A drug watchdog in Canada apparently has some questions about the reliability of a pre-market Pradaxa clinical trial. According to a report from the New Zealand Sunday Star Times, the Therapeutics Initiative at the University of British Columbia claims its reanalysis of that clinical trial indicates that more study is needed before Pradaxa can be declared safe for consumers.
At issue is a study called RE-LY, which compared two doses of Pradaxa with conventionally administered and monitored warfarin. The study, which involved 18,000 people, was published in the journal, Lancet Neurology, last November. RE-LY allegedly found that Pradaxa would prevent more strokes and save more lives than warfarin.
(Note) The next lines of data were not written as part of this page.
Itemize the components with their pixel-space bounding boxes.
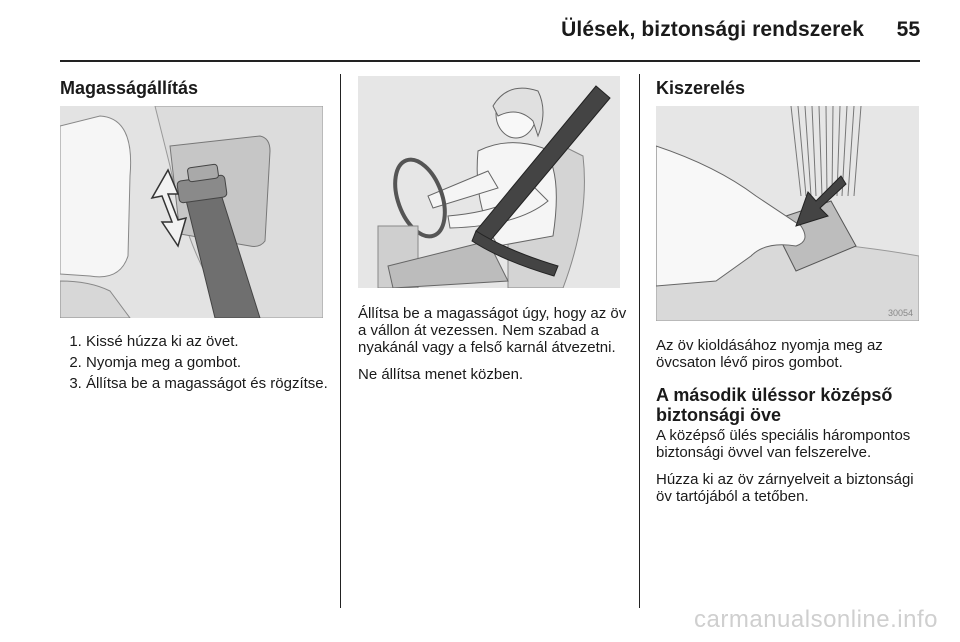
subheading-middle-seat-belt: A második üléssor középső biztonsági öve [656,385,893,425]
column-divider-right [639,74,640,608]
removal-instructions [656,337,931,515]
list-item: 2. Nyomja meg a gombot. [86,353,356,372]
paragraph: A középső ülés speciális hárompontos biztonsági övvel van felszerelve. [656,427,911,461]
paragraph: Ne állítsa menet közben. [358,366,524,383]
page-number: 55 [896,18,920,41]
paragraph: Állítsa be a magasságot úgy, hogy az öv a vállon át vezessen. Nem szabad a nyakánál vagy a felső karnál átvezetni. [358,305,627,356]
list-item: 1. Kissé húzza ki az övet. [86,332,356,351]
paragraph: Az öv kioldásához nyomja meg az övcsaton lévő piros gombot. [656,337,883,371]
watermark: carmanualsonline.info [694,606,938,633]
figure-buckle-release [656,106,919,321]
section-heading-height-adjust: Magasságállítás [60,78,199,98]
figure-code: 30054 [888,308,914,318]
header-rule [60,60,920,62]
page-header-title: Ülések, biztonsági rendszerek [561,18,864,41]
figure-driver-belt-position [358,76,620,288]
driver-belt-illustration [358,76,620,288]
adjustment-steps-list [60,332,356,395]
paragraph: Húzza ki az öv zárnyelveit a biztonsági öv tartójából a tetőben. [656,471,914,505]
list-item: 3. Állítsa be a magasságot és rögzítse. [86,374,356,393]
belt-position-instructions [358,305,628,393]
section-heading-removal: Kiszerelés [656,78,746,98]
belt-height-adjuster-illustration [60,106,323,318]
buckle-release-illustration [656,106,919,321]
figure-belt-height-adjuster [60,106,323,318]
The study played a key role in gaining approval for Pradaxa in Canada and elsewhere.
However, apparently not all the information was taken into account and reported, and therefore there are now some major gaps in the published data, causing concern for many.
According to the Sunday Star Times, The U.S. Food & Drug Administration (FDA) asked the RE-LY investigators to re-evaluate their data the “for possible underreporting of events” following the agency’s pre-market Pradaxa review. The reanalysis found scores of previously unidentified, sometimes serious adverse events that had not been part of the trial’s published outcomes data.
According to the Therapeutics Initiative, its reanalysis of RE-LY showed more people taking Pradaxa were experiencing myocardial infarctions or heart attacks. Those on Pradaxa also had more serious stomach bleeds compared to those treated with warfarin, the group said. Based on its findings, the group says licensing the 150mg dose of the drug for heart rhythm disorder is “premature, pharmalogically irrational and unsafe for many patients.”
Also a report from heartwire.com, claimed the additional adverse events included strokes and transient ischemic attacks, other embolic events, instances of major bleeding, and silent heart attacks evident by electrocardiography. The RE-LY researchers asserted the missed events were not unexpected for a study of that size and did not lead to any changes in the results.
Aaron Tejani of the Therapeutics Initiative told heartwire that not knowing the total serious adverse events made it, among other things, impossible to gauge Pradaxa’s true risks.
Not surprising at all, Pharmac’s medical director Peter Moodie downplayed the concern, citing an international study of 18,000 patients as evidence of Pradaxa’s safety. Yet, there are problems all over the world, that are currently showing otherwise. For example, in Japan.
In August, regulators in Japan – where the drug is sold as Prazaxa – told Boehringer Ingelheim to issue a warning for Pradaxa and potentially fatal bleeding after 81 of the almost 64,000 mainly elderly patients taking it there suffered heavy bleeding. According to Reuters, five of those patients died. The Japanese health ministry also said a lower dose may have to be given to certain patient groups, such as those over 70 or with kidney damage.
Also, the drug has caused similar concerns in New Zealand, where scores of Pradaxa patients have experienced incidents of severe bleeding. According to the Sunday Star Times, 122 cases of side effects in Pradaxa patients have been reported to the Centre for Adverse Reactions Monitoring (CARM), of which two out of five involved bleeding. As of a month ago, CARM had been alerted to four deaths; however, it said none were caused by Pradaxa. A CARM official said the agency was aware of nine cases of avoidable bleeding that may have stemmed from a too-rapid introduction of Pradaxa following warfarin treatment, or because the victims had inadequate kidney function.
Meanwhile, the Australian government has delayed introducing Pradaxa because of concerns around potential cost blow-outs and the drug’s efficacy.